European austerity fatigue spreads
Wave of opposition will weaken German influence
by David Marsh
Mon 30 Apr 2012
Austerity is never pleasant. It is less pleasant if imposed from the outside. And it is certainly not pleasant if it is perceived to be misguided.
There are several powerful indications that austerity fatigue is spreading in economic and monetary union (EMU). We saw on Friday the news that nearly one in four people in Spain is unemployed, together with yet another statement (this time from the Spanish foreign minister) comparing the European Union with the doomed vessel Titanic.
Additionally, Mario Monti, the Italian prime minister, last week warned that the austerity drive risks shrinking the euro area economy and leading to a double-dip recession. Although Angela Merkel is the driving force behind the austerity push, Monti was careful to steer away from direct criticism of the German chancellor. That was probably wise. Italy may well find itself in need of an EMU – for which read German – bail-out if the country’s bond yields continue to rise and the economy continues to contract.
No such constraints stopped François Hollande, the probable next president of France, from directly criticising Germany, which he said cannot make decisions on behalf of the entire region. (An intriguing historical note: the fundamental objective behind EMU, from the French viewpoint, was to stop Germany, in the shape of the Bundesbank, from making decisions that affected the whole of Europe. We really are back to the position of 20 years ago.)
Given that Hollande is a leading proponent of a ‘growth compact’ to supplement the recently agreed ‘fiscal compact’ and wants to change the European Central Bank’s goals to include a growth component, it is not difficult to see his statement, too, as a sign of austerity fatigue.
A ‘growth compact’ is probably misguided. Partly because the ‘fiscal compacts’ by any name – Maastricht criteria, Stability and Growth Pact, etc. – have proven meaningless, but more importantly, because governments cannot wave a magic wand and produce growth. If they could, they would have done this. They can produce an environment conducive to growth – but it must be said that most EMU governments seem to have done the opposite.
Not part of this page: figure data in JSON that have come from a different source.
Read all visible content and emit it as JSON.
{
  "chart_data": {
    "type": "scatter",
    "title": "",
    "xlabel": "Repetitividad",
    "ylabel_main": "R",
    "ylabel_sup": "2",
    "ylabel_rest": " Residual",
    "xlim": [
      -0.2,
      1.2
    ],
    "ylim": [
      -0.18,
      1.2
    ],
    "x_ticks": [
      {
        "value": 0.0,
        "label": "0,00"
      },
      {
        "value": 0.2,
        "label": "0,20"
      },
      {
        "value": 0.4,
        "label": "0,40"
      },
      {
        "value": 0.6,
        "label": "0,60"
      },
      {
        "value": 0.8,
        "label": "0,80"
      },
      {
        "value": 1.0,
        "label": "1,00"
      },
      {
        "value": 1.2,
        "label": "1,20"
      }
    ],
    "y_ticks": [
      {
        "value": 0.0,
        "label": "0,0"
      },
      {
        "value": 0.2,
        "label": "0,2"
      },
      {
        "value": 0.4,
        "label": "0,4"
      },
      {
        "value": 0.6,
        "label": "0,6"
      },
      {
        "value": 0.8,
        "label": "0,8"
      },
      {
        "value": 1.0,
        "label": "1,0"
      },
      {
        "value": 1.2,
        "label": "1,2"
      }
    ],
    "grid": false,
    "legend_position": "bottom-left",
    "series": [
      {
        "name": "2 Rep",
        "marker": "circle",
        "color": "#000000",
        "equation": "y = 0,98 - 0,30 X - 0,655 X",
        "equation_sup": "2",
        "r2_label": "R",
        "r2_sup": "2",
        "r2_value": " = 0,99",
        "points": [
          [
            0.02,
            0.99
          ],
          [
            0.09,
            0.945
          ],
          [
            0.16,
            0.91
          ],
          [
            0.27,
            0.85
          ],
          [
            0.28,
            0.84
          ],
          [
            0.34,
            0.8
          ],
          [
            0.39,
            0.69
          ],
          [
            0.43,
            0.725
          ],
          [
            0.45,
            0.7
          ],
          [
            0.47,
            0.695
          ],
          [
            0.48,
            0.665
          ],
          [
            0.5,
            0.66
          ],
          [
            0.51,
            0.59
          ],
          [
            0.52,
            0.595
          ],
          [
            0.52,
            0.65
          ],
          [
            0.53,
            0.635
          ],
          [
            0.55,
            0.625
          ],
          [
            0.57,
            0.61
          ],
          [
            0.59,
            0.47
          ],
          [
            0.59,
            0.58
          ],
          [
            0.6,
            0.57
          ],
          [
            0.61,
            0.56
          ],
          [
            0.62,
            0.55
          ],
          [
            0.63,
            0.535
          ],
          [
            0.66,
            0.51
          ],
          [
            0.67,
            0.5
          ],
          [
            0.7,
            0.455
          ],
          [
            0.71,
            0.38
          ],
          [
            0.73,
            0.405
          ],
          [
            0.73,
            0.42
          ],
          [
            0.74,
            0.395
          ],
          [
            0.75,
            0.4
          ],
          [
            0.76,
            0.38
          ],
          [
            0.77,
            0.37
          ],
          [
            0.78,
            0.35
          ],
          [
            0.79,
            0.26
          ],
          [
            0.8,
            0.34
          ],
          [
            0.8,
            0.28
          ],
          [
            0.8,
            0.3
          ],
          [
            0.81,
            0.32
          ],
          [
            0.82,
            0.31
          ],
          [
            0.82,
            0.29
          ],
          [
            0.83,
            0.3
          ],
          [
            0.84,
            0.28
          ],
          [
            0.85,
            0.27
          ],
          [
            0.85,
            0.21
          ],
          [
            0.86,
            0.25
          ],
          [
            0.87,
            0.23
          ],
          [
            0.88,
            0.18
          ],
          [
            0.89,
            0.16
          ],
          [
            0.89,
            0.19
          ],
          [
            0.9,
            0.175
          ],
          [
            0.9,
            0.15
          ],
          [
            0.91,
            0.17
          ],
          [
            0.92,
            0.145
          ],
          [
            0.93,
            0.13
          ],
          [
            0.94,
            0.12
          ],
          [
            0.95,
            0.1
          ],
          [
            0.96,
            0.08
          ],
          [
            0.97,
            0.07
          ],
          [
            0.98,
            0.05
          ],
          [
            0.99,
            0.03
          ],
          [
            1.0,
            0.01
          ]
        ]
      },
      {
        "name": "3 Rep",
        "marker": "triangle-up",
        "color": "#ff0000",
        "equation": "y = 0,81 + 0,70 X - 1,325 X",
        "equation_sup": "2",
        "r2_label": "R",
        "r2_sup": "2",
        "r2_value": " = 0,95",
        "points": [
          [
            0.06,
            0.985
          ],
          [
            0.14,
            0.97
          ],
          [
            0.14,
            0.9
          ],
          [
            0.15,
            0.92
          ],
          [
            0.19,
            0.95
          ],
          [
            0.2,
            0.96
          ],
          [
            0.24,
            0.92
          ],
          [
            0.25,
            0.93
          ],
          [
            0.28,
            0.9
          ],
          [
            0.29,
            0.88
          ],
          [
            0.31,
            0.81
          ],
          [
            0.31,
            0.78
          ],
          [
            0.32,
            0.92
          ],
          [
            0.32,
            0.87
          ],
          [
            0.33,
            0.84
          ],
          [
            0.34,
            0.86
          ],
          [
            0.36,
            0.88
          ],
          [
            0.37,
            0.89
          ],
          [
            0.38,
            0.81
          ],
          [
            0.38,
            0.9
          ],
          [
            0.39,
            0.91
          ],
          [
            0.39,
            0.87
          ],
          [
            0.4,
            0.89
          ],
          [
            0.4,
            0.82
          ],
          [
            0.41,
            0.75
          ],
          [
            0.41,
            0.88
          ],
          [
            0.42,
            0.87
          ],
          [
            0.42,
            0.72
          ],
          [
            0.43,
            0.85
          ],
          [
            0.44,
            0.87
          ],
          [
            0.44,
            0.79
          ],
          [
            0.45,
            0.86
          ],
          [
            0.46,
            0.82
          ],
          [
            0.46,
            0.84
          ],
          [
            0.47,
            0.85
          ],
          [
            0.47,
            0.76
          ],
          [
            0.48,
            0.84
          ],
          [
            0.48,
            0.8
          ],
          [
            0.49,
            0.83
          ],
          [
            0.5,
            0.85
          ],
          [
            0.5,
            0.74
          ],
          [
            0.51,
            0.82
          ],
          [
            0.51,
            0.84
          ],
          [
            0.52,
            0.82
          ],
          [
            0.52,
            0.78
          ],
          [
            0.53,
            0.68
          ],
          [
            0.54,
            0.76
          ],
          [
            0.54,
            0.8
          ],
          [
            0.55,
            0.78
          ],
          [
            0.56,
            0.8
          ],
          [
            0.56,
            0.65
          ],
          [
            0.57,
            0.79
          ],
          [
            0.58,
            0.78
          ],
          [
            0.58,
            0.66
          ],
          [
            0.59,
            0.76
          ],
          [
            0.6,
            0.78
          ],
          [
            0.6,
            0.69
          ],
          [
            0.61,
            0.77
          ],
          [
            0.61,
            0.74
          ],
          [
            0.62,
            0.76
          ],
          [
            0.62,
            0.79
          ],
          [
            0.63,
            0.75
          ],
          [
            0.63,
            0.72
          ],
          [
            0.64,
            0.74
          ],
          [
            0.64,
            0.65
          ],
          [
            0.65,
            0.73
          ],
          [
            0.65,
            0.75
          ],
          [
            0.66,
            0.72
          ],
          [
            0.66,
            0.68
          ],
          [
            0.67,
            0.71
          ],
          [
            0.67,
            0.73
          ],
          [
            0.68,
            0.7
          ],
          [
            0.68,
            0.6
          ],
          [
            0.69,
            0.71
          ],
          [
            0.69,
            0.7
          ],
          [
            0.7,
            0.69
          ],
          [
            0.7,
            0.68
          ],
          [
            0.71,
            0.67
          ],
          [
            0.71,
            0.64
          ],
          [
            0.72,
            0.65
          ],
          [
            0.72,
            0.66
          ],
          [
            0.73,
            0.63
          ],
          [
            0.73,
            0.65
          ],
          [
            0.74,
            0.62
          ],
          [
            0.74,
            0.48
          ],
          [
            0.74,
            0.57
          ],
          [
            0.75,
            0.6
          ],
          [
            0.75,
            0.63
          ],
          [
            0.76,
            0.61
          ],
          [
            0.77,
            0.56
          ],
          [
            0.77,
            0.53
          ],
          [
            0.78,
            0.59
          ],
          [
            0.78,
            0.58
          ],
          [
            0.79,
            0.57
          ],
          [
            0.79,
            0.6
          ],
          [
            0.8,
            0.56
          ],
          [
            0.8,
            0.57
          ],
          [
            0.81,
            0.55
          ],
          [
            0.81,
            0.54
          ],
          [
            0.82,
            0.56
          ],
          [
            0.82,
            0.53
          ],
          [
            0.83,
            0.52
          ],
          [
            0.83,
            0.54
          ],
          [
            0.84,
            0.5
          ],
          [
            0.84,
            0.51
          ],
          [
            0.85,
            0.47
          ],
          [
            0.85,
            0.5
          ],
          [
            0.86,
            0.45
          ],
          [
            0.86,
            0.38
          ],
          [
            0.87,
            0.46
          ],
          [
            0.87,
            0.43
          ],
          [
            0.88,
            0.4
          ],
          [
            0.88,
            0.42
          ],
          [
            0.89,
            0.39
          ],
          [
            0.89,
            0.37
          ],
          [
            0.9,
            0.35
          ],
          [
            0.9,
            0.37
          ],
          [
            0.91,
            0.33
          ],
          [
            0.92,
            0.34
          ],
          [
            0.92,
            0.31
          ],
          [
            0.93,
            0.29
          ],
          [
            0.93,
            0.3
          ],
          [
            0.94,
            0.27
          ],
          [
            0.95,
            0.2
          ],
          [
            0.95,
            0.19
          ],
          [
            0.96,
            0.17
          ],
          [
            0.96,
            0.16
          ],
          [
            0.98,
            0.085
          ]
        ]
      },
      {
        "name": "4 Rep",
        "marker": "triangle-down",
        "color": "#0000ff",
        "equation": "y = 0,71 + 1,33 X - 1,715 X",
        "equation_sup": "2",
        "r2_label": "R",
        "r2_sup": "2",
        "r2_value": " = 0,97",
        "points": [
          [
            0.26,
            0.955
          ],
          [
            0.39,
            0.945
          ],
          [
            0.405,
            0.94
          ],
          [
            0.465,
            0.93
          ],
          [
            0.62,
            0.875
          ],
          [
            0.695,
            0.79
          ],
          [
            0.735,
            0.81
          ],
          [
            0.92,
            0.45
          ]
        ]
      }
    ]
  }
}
However, there are two important points. First, austerity fatigue is spreading. The longer austerity is maintained and increased without any seeming benefit in terms of growth, the wider the opposition. Second, with Germany closely identified with the austerity policy, austerity fatigue will erode German influence over the euro area. This is even more likely as German politicians refuse to do the one thing that could justify and alleviate the impact of austerity on others, namely stimulate Germany’s own economy and, crucially, re-orientate it towards greater domestic demand.
At the moment, Germany is getting the worst of two worlds. It is imposing austerity on other countries, which among other things stops them from buying German goods. And it is making these countries adversaries, by seemingly enforcing a ‘pain but no gain’ policy. Neither can be a good idea for Germany.